Ekuinas also exited its maiden investment last year, securing a 1.5x return as a 20% stake in Alliance Cosmetics Group was sold to co-investor Navis Capital Partners. This deal predated the creation of the outsourced manager program, of which a dedicated Malaysia fund run by Navis is one of six members. The others are operated by CIMB Private Equity, Tremendous Asia Partners, TAEL Partners, RM Capital Partners, and CMS Opus Private Equity.

These funds have deployed a total of MYR351.6 million on behalf of Ekuinas since 2011 across two tranches, rising to MYR879.8 million when contributions from other LPs are included. However, the program remains under review, with Ekuinas keen to see funds in tranche one deliver returns (the net IRR is currently 8.7%) before launching a new tranche. The challenge for managers is often achieving scale and attracting talent in the relatively shallow Malaysian market.

“A lot of initiatives are driven by the government and we don’t see pension funds, high net worth individuals or other LPs investing heavily in private equity in Malaysia,” says Syed Yasir Arafat. “And to attract talent, funds need to be sizeable, as this dictates how much you earn in fees.

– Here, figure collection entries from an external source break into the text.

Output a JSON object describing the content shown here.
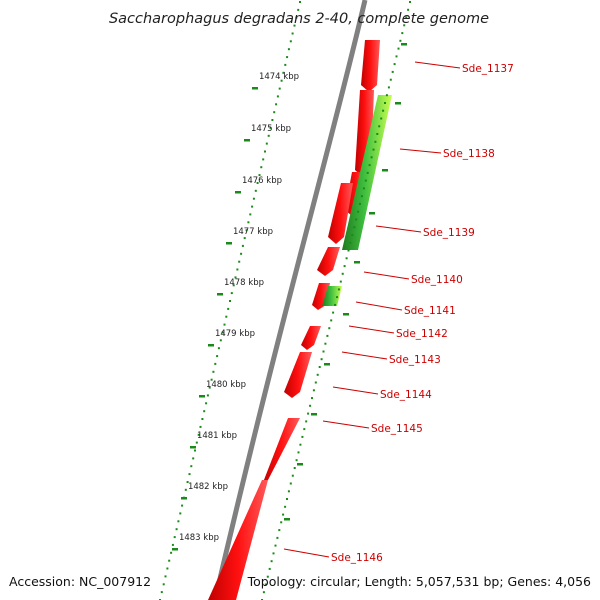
{
  "title": "Saccharophagus degradans 2-40, complete genome",
  "footer": {
    "accession": "Accession: NC_007912",
    "topology": "Topology: circular; Length: 5,057,531 bp; Genes: 4,056"
  },
  "colors": {
    "backbone": "#808080",
    "forward_cds": "#ff0000",
    "reverse_cds_dark": "#2e9e2e",
    "reverse_cds_light": "#b6ff3a",
    "ticks": "#1a8a1a",
    "label": "#cc0000"
  },
  "ruler_ticks": [
    {
      "label": "1474 kbp"
    },
    {
      "label": "1475 kbp"
    },
    {
      "label": "1476 kbp"
    },
    {
      "label": "1477 kbp"
    },
    {
      "label": "1478 kbp"
    },
    {
      "label": "1479 kbp"
    },
    {
      "label": "1480 kbp"
    },
    {
      "label": "1481 kbp"
    },
    {
      "label": "1482 kbp"
    },
    {
      "label": "1483 kbp"
    }
  ],
  "genes": [
    {
      "label": "Sde_1137"
    },
    {
      "label": "Sde_1138"
    },
    {
      "label": "Sde_1139"
    },
    {
      "label": "Sde_1140"
    },
    {
      "label": "Sde_1141"
    },
    {
      "label": "Sde_1142"
    },
    {
      "label": "Sde_1143"
    },
    {
      "label": "Sde_1144"
    },
    {
      "label": "Sde_1145"
    },
    {
      "label": "Sde_1146"
    }
  ]
}
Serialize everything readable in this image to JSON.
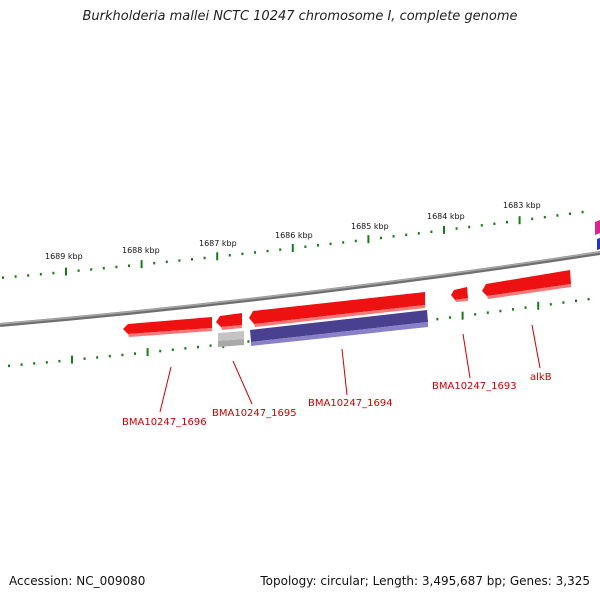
{
  "title": "Burkholderia mallei NCTC 10247 chromosome I, complete genome",
  "footer": {
    "accession": "Accession: NC_009080",
    "summary": "Topology: circular; Length: 3,495,687 bp; Genes: 3,325"
  },
  "scale": {
    "unit": "kbp",
    "labels": [
      "1689 kbp",
      "1688 kbp",
      "1687 kbp",
      "1686 kbp",
      "1685 kbp",
      "1684 kbp",
      "1683 kbp"
    ]
  },
  "genes": [
    {
      "name": "BMA10247_1696",
      "labeled": true
    },
    {
      "name": "BMA10247_1695",
      "labeled": true
    },
    {
      "name": "BMA10247_1694",
      "labeled": true
    },
    {
      "name": "BMA10247_1693",
      "labeled": true
    },
    {
      "name": "alkB",
      "labeled": true
    }
  ],
  "colors": {
    "forward_gene": "#ee1111",
    "reverse_gene": "#4a4090",
    "gray_feature": "#bbbbbb",
    "backbone": "#888888",
    "ticks": "#1a7a1a",
    "label_text": "#cc0000",
    "edge_magenta": "#dd2288",
    "edge_blue": "#2233cc"
  }
}
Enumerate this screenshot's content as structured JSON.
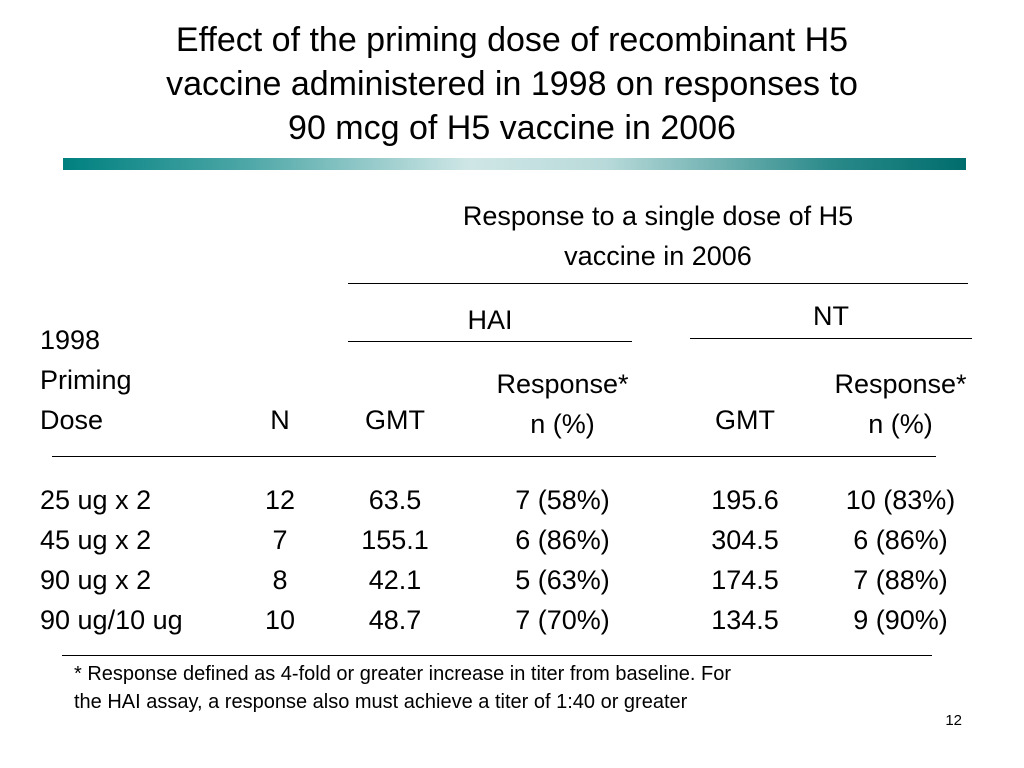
{
  "title": {
    "line1": "Effect of the priming dose of recombinant H5",
    "line2": "vaccine administered in 1998 on responses to",
    "line3": "90 mcg of H5 vaccine in 2006"
  },
  "table": {
    "group_header": {
      "line1": "Response to a single dose of H5",
      "line2": "vaccine in 2006"
    },
    "hai_label": "HAI",
    "nt_label": "NT",
    "row_label_header": {
      "line1": "1998",
      "line2": "Priming",
      "line3": "Dose"
    },
    "n_header": "N",
    "hai_gmt_header": "GMT",
    "hai_resp_header": {
      "line1": "Response*",
      "line2": "n (%)"
    },
    "nt_gmt_header": "GMT",
    "nt_resp_header": {
      "line1": "Response*",
      "line2": "n (%)"
    },
    "rows": [
      {
        "dose": "25 ug x 2",
        "n": "12",
        "hai_gmt": "63.5",
        "hai_resp": "7 (58%)",
        "nt_gmt": "195.6",
        "nt_resp": "10 (83%)"
      },
      {
        "dose": "45 ug x 2",
        "n": "7",
        "hai_gmt": "155.1",
        "hai_resp": "6 (86%)",
        "nt_gmt": "304.5",
        "nt_resp": "6 (86%)"
      },
      {
        "dose": "90 ug x 2",
        "n": "8",
        "hai_gmt": "42.1",
        "hai_resp": "5 (63%)",
        "nt_gmt": "174.5",
        "nt_resp": "7 (88%)"
      },
      {
        "dose": "90 ug/10 ug",
        "n": "10",
        "hai_gmt": "48.7",
        "hai_resp": "7 (70%)",
        "nt_gmt": "134.5",
        "nt_resp": "9 (90%)"
      }
    ]
  },
  "footnote": {
    "line1": "* Response defined as 4-fold or greater increase in titer from baseline.  For",
    "line2": "the HAI assay, a response also must achieve a titer of 1:40 or greater"
  },
  "page_number": "12",
  "colors": {
    "accent_bar": "#008080"
  }
}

Ekuinas also faces talent issues of its own, having increased its operational involvement in direct investments in recent years. This led to the creation of a six-strong portfolio monitoring division in 2014 that works alongside the 21-person direct investment team. Syed Yasir Arafat sees ILMU Education as the best example of Ekuinas’ value-add capabilities in action, particularly in terms ensuring good governance and enabling better decision making.

“We only get involved when it’s necessary to do so – management is spot on in many areas,” he says. “But in a lot of companies, decisions are based on gut feeling or experience. We use our data to help them develop a more scientific approach, providing a check and balance to that instinct.”